The Trump administration is hitting Chinese media outlets in the U.S. with new restrictions as ties between the world’s two largest economies deteriorate.
The measures announced by Secretary of State Mike Pompeo on Wednesday target Yicai Global, Jiefang Daily, Xinmin Evening News, Social Sciences in China Press, Beijing Review and Economic Daily by requiring them to register as foreign missions, a step that includes making them identify their employees.
“They are all substantially owned or controlled by a foreign government,” Pompeo told reporters at a State Department news conference.
“We’re not placing any restrictions on what these outlets can publish in the United States. We simply want to ensure that American people, consumers of information, can differentiate between news written by a free press and propaganda distributed by the Chinese Communist Party itself.

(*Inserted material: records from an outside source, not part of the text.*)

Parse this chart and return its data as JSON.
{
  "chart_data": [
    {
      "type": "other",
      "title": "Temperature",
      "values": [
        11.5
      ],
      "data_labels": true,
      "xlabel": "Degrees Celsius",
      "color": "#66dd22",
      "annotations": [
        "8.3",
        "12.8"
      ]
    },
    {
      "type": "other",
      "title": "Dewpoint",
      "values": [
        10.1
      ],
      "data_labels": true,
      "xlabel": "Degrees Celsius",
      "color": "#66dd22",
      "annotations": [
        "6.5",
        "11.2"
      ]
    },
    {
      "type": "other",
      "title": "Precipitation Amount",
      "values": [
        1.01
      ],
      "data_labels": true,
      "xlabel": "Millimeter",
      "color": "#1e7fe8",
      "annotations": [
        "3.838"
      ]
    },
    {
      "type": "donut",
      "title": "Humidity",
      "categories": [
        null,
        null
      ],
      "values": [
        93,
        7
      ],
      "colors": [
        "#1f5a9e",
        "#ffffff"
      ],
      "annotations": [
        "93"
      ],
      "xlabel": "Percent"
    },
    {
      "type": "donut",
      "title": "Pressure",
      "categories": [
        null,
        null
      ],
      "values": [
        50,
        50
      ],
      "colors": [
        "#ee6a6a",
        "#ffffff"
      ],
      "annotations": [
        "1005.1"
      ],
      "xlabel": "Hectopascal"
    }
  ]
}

They are not the same thing.”
As Trump, Pompeo and other officials have criticized China’s handling of the coronavirus pandemic, the administration has also steadily increased pressure on Beijing, imposing sanctions on Chinese officials, companies and government agencies for their actions in Tibet, Taiwan, Hong Kong and the South China Sea.
Since the beginning of the year, the administration has closed China’s consulate in Houston, indicted several Chinese citizens on espionage charges, imposed strict limits on the travel of Chinese diplomats, restricted the number of Chinese journalists allowed in the U.S. and issued warnings to academic and scientific institutions over Chinese influence in American schools.
So far this year, the U.S. has designated 15 Chinese media outlets, including state media, as foreign missions.